This is Section 8.5.2 of the Arctic Climate Impact Assessment
Lead Authors: Frederick J.Wrona,Terry D. Prowse, James D. Reist; Contributing Authors: Richard Beamish, John J. Gibson, John Hobbie, Erik Jeppesen, Jackie King, Guenter Koeck, Atte Korhola, Lucie Lévesque, Robie Macdonald, Michael Power,Vladimir Skvortsov,Warwick Vincent; Consulting Authors: Robert Clark, Brian Dempson, David Lean, Hannu Lehtonen, Sofia Perin, Richard Pienitz, Milla Rautio, John Smol, Ross Tallman, Alexander Zhulidov

Uncertainty in projections of future temperature, hydrology, and precipitation, and their associated consequences for vegetation and nutrient patterns in arctic aquatic ecosystems, makes projecting the specific effects of climate change on a fish species difficult. To date, fisheries (Freshwater ecosystems and fisheries in the Arctic) literature has suggested three approaches to this problem:

  1. the use of regionally specific climate projections that can be coupled directly to knowledge of the physiological limits of the species;
  2. the use of empirical relationships relating local climate (weather) to measurements of species or stock dynamics (e.g., abundance, size, growth rate, fecundity) and comparison of population success temporally (e.g., from a period of climatically variable years) or spatially (e.g., locales representing the extremes of variation in weather conditions such as latitudinal clines); and
  3. the use of current distributional data and known or inferred thermal preferences to shift ecological residency zones into geographic positions that reflect probable future climate regimes.

Physiological approaches (8.5.2.1)

Temperature is typically regarded as a factor affecting individual physiological and behavioral processes, but it is also a key characteristic of the habitat of an organism. Hutchinson[1] defined the niche of an animal as the complete range of environmental variables to which it must be adapted for survival. At the fringes of the distributional range, abiotic parameters associated with particular niche axes are likely to exert a greater influence over the physiological responses (e.g., growth) of the species to its environment than elsewhere. Growth rates and population dynamics of fish living at the limits of their distribution usually differ from those of the same species living in the optimum temperature range[2]. For example, in studies of northern populations of yellow perch, Power M. and van den Heuvel[3] noted that although heterogeneous thermal environments allow fish opportunities to compensate for temperature fluctuations by selecting for preferred temperatures, such opportunities are limited in the portion of the geographic range where temperatures do not typically exceed those that define the optimum scope for growth. Accordingly, unless future temperatures increase above the point where the maximum scope for growth is realized, northern fish will be limited in their abilities to select for optimal growth temperatures and, consequently, are very likely to more strongly reflect the influence of temperature on growth than southern populations. This also suggests that analogues derived from lower-latitude populations will not be accurate guides to the probable impacts of temperature increases on subarctic and arctic fishes. Nevertheless, the effects of climate change in the north are very likely to include faster, temperature-driven growth and maturation rates, reductions in winter mortality, and expanded habitat availability for many species[4]. However, somatic gains will possibly be offset by increased maintenance-ration demands to support temperature-induced increases in metabolism. Ration demands for lacustrine fish are likely to be met as temperatures increase, since warm-water lakes are generally more productive than cold-water lakes[5]. Basic knowledge of temperature–growth relationships and temperature-dependent energy demands is lacking for many key arctic fish species, particularly those exhibiting primarily riverine life histories, thus accurate physiologically based projections of climate change impacts cannot be made.

Empirical approaches (8.5.2.2)

Empirical approaches to projecting the possible effects of climate change on fish [[population]s] can be subdivided into two groups.
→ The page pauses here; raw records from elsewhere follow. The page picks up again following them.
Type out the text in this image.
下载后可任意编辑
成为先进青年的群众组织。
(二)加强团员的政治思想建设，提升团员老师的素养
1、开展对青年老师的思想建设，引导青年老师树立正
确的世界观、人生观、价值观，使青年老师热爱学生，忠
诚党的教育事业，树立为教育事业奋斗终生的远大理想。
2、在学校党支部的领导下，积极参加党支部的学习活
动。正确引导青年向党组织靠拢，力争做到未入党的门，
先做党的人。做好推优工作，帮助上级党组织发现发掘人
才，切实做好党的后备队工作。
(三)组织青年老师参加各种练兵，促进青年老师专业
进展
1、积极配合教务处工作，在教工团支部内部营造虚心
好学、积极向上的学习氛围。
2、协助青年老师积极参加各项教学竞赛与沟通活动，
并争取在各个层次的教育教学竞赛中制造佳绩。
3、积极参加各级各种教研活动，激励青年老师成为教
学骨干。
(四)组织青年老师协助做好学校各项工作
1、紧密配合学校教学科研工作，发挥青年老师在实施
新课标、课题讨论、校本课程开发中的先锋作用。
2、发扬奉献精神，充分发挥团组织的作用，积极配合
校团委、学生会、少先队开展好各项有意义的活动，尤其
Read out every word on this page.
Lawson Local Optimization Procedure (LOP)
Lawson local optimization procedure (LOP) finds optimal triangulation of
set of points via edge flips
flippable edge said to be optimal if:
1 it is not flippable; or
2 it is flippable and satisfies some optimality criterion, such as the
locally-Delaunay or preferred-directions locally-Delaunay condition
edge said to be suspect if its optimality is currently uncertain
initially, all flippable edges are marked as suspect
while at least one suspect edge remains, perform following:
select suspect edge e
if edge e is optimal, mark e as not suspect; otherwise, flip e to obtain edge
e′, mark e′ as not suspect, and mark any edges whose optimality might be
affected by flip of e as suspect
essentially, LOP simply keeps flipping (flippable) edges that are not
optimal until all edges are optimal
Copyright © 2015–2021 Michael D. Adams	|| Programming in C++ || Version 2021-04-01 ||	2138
The first group examines the integrated responses of a population measured by yield or production over time. The second group examines the population characteristics spatially and uses inherent latitudinal variability to make inferences about how they will change under climate change scenarios.
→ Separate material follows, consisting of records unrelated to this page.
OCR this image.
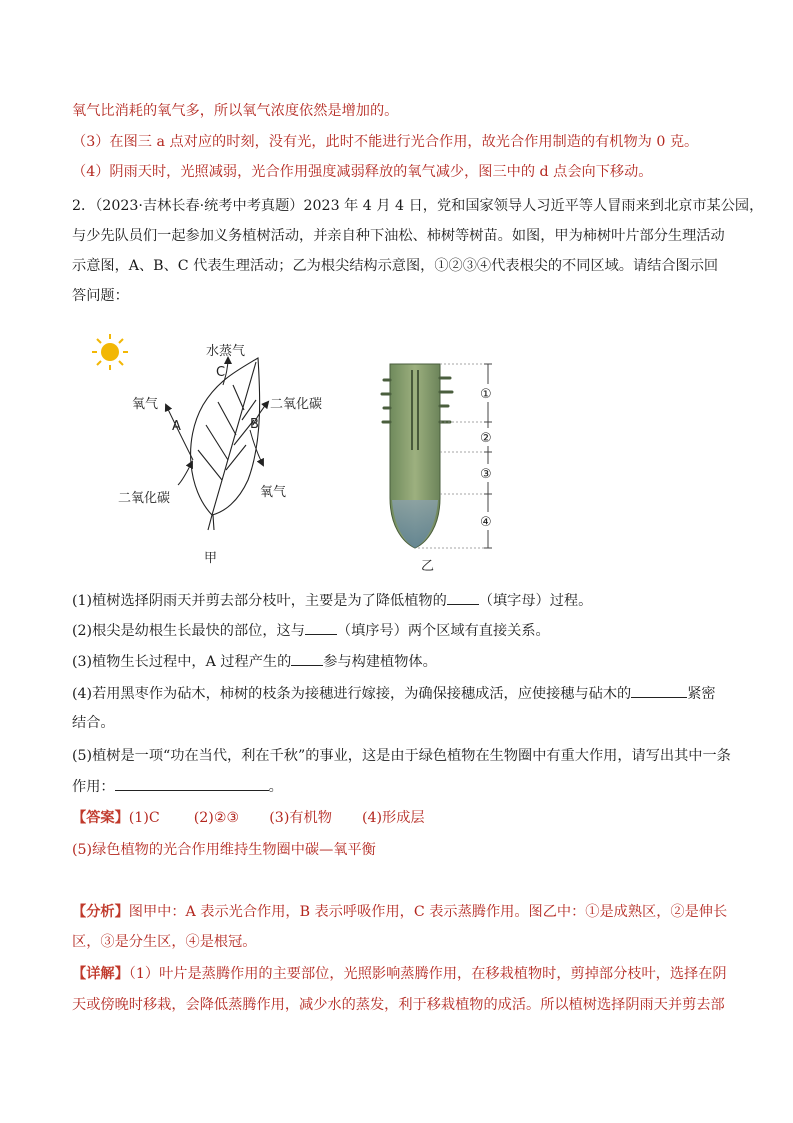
氧气比消耗的氧气多，所以氧气浓度依然是增加的。
（3）在图三 a 点对应的时刻，没有光，此时不能进行光合作用，故光合作用制造的有机物为 0 克。
（4）阴雨天时，光照减弱，光合作用强度减弱释放的氧气减少，图三中的 d 点会向下移动。
2．（2023·吉林长春·统考中考真题）2023 年 4 月 4 日，党和国家领导人习近平等人冒雨来到北京市某公园，
与少先队员们一起参加义务植树活动，并亲自种下油松、柿树等树苗。如图，甲为柿树叶片部分生理活动
示意图，A、B、C 代表生理活动；乙为根尖结构示意图，①②③④代表根尖的不同区域。请结合图示回
答问题：
水蒸气
C
氧气
A	B
二氧化碳
二氧化碳	氧气
甲
①
②
③
④
乙
(1)植树选择阴雨天并剪去部分枝叶，主要是为了降低植物的 （填字母）过程。
(2)根尖是幼根生长最快的部位，这与 （填序号）两个区域有直接关系。
(3)植物生长过程中，A 过程产生的 参与构建植物体。
(4)若用黑枣作为砧木，柿树的枝条为接穗进行嫁接，为确保接穗成活，应使接穗与砧木的	紧密
结合。
(5)植树是一项“功在当代，利在千秋”的事业，这是由于绿色植物在生物圈中有重大作用，请写出其中一条
作用：	。
【答案】(1)C (2)②③ (3)有机物 (4)形成层
(5)绿色植物的光合作用维持生物圈中碳—氧平衡
【分析】图甲中：A 表示光合作用，B 表示呼吸作用，C 表示蒸腾作用。图乙中：①是成熟区，②是伸长
区，③是分生区，④是根冠。
【详解】（1）叶片是蒸腾作用的主要部位，光照影响蒸腾作用，在移栽植物时，剪掉部分枝叶，选择在阴
天或傍晚时移栽，会降低蒸腾作用，减少水的蒸发，利于移栽植物的成活。所以植树选择阴雨天并剪去部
Temporal Yield/Production Projections: There are numerous models for projecting freshwater fish production in lakes[6]. However disagreement exists among researchers as to which lake characteristics most significantly influence productivity. Comparative studies based on lakes covering a wide range of geographic areas and trophic status have suggested that fish production in oligotrophic to hypereutrophic lakes of moderate depth is better correlated with primary production than the morphoedaphic index[7]. Limitations surrounding such modeling center on the deficiencies in fish distribution data and knowledge of the interactive effects of climate-induced changes in key environmental variables[8]. Together with limited fishery (Freshwater ecosystems and fisheries in the Arctic) databases of sufficient length, these limitations in most cases preclude this approach for projecting productivity changes in arctic populations.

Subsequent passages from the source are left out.